FreeBSD : nss/ca_root_nss -- fraudulent certificates issued by DigiNotar.nl (aa5bc971-d635-11e0-b3cf-080027ef73ec)
High Nessus Plugin ID 56081
SynopsisThe remote FreeBSD host is missing one or more security-related updates.
DescriptionHeather Adkins, Google's Information Security Manager, reported that Google received
[...] reports of attempted SSL man-in-the-middle (MITM) attacks against Google users, whereby someone tried to get between them and encrypted Google services. The people affected were primarily located in Iran. The attacker used a fraudulent SSL certificate issued by DigiNotar, a root certificate authority that should not issue certificates for Google (and has since revoked it). [...]
VASCO Data Security International Inc., owner of DigiNotar, issued a press statement confirming this incident :
On July 19th 2011, DigiNotar detected an intrusion into its Certificate Authority (CA) infrastructure, which resulted in the fraudulent issuance of public key certificate requests for a number of domains, including Google.com. [...] an external security audit concluded that all fraudulently issued certificates were revoked.
Recently, it was discovered that at least one fraudulent certificate had not been revoked at the time. [...]
Mozilla, maintainer of the NSS package, from which FreeBSD derived ca_root_nss, stated that they :
revoked our trust in the DigiNotar certificate authority from all Mozilla software.
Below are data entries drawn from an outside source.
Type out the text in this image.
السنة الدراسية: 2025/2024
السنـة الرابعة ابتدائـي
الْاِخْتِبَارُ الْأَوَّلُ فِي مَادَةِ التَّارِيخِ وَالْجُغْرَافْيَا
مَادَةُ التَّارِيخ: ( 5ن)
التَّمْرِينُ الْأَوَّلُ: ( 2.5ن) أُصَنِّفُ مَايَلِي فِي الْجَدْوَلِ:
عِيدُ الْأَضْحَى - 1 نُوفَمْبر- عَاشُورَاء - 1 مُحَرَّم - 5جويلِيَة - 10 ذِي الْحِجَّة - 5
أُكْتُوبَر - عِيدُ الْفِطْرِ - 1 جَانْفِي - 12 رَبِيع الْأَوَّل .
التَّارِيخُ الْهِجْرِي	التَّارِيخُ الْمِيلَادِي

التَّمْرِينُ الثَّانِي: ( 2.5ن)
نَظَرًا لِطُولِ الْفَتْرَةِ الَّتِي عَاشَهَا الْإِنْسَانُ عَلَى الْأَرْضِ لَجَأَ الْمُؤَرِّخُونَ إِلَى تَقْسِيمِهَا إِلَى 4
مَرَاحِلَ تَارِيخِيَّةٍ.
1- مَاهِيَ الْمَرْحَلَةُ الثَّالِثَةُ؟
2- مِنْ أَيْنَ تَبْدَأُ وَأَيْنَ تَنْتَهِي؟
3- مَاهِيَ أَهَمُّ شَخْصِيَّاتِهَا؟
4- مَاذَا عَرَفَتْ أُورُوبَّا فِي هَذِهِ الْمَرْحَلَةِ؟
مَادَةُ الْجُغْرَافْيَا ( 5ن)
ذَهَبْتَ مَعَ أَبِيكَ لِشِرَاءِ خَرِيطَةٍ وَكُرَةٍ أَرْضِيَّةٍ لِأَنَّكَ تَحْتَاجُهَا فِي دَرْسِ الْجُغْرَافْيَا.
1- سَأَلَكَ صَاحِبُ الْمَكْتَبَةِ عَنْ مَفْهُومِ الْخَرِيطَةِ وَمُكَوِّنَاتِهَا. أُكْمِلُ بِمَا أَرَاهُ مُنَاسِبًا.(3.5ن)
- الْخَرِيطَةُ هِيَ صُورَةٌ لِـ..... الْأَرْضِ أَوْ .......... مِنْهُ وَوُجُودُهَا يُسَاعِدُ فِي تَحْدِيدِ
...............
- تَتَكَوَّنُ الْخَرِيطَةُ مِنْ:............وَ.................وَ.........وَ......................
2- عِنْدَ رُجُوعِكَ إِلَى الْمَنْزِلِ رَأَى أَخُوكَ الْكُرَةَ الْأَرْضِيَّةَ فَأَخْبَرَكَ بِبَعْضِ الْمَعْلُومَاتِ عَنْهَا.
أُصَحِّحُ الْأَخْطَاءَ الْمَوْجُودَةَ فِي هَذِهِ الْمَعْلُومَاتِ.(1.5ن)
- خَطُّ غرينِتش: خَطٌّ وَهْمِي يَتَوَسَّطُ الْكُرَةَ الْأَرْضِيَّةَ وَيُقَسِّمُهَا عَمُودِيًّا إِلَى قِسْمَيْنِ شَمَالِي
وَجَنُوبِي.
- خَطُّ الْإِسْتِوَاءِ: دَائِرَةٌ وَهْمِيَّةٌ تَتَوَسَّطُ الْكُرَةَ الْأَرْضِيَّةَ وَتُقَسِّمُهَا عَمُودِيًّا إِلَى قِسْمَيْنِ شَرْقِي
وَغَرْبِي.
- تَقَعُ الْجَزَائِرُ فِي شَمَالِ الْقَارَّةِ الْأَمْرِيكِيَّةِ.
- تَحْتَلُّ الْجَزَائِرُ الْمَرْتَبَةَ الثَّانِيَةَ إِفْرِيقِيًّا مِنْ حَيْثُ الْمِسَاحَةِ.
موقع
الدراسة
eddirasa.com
This is not a temporary suspension, it is a complete removal from our trusted root program. Complete revocation of trust is a decision we treat with careful consideration, and employ as a last resort.
Three central issues informed our decision :
- Failure to notify. [...]
- The scope of the breach remains unknown. [...]
- The attack is not theoretical.
SolutionUpdate the affected packages.